Poland and Lithuania have announced that they would not allow the United States to locate new secret detention facilities on their soil in case President Donald Trump decides to reinstate a deal, under which the Central Intelligence Agency (CIA) clandestinely detains prisoners as part of the so-called war on terror.
“There is no proposal for that and there is no room (for talks),” Polish Prime Minister Beata Szydlo told journalists in Warsaw on Thursday, adding that her government would not agree to such “black sites” at all.
Lithuanian Foreign Minister Linas Linkevicius also told Reuters that Vilnius was prepared to cooperate with Washington on all strategic issues but noted that human rights needed to be safeguarded.
“Torturing of people is not possible according to international law, code of conduct – not just legally but morally,” he said.
“I do not believe that any civilized state should apply these methods. It’s not just my personal position, it’s the position of my state,” Linkevicius pointed out.
Lithuania currently faces two lawsuits at the European Court of Human Rights (ECHR) in Strasbourg, France, over assertions that detainees were being held at one of the secret CIA jails in the Baltic country.
In 2009, a Lithuanian parliamentary inquiry identified two locations that purportedly had been used as CIA “black sites,” including an old riding school.
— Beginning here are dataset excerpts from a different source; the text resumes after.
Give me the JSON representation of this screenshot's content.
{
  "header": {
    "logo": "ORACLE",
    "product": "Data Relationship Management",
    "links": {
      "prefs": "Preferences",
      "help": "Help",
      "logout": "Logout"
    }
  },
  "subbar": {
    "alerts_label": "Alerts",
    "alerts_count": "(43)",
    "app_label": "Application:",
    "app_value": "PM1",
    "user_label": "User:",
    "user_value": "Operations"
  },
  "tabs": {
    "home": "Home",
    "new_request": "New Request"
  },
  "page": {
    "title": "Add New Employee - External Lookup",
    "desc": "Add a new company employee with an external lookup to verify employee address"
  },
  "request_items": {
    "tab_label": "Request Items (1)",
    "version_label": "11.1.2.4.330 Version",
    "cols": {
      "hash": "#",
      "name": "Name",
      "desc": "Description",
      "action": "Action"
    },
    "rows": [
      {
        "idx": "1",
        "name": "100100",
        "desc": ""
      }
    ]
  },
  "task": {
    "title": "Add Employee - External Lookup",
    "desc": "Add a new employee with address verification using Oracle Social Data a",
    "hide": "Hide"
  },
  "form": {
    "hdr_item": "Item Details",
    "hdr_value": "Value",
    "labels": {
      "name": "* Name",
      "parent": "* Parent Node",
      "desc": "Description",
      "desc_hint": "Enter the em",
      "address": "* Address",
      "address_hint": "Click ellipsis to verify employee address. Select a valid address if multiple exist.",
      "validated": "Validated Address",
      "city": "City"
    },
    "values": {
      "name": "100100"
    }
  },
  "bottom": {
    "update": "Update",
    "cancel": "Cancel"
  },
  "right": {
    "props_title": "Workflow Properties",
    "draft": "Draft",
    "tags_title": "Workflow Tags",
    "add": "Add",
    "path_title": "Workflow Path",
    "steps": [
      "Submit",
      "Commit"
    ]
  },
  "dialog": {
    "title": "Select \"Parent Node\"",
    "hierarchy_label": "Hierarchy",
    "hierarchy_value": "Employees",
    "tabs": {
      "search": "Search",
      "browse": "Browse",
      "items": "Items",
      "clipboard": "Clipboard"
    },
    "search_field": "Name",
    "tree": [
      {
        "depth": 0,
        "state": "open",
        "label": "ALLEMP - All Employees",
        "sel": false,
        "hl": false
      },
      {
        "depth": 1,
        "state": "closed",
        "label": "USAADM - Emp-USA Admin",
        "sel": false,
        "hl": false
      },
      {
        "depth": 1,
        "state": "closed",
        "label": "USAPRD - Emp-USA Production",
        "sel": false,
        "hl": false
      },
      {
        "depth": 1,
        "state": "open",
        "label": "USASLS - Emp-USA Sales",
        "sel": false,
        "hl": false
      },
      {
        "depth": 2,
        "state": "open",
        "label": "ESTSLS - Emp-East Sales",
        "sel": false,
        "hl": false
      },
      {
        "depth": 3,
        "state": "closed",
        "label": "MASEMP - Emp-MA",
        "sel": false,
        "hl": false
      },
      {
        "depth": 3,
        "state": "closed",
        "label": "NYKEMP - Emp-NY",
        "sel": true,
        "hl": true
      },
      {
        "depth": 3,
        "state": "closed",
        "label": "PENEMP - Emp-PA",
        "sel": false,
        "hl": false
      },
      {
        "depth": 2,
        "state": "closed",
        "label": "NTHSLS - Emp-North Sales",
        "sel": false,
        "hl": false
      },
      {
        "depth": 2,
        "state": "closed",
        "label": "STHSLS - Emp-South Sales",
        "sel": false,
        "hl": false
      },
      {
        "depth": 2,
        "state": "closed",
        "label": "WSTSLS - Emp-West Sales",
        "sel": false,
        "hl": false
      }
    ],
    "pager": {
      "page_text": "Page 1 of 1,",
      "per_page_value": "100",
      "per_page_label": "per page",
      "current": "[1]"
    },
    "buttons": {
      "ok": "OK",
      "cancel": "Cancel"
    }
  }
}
However, a probe into the cases was dropped in 2011 over what was described as lack of evidence.
Polish authorities have been investigating such claims since 2008. The Eastern European country is believed to have struck a secret agreement with the United States, allowing the CIA to take control of an intelligence training academy and use it to secretly detain alleged terror suspects.
Human rights activists maintain that a number of other Baltic countries, such as Bulgaria and the Czech Republic, are hosting secret CIA jails.
The ECHR began examining in December 2013 allegations that two Guantanamo detainees were tortured at a secret CIA rendition prison in Poland.
Human rights lawyer Amrit Singh stated in June last year that Romania had received “millions of dollars” from the CIA to allow the agency to torture terrorism suspects in secret prisons on its soil.
She noted that the prisons were operating in Romania from 2003-2005 with the government’s “acquiescence and connivance.”
A 2014 report released by the US Senate Intelligence Committee detailed the torture tactics used by the CIA, including the extensive use of waterboarding.
The brutal practice, which mimics the sensation of drowning, was first allowed during George W. Bush’s administration for terror suspects.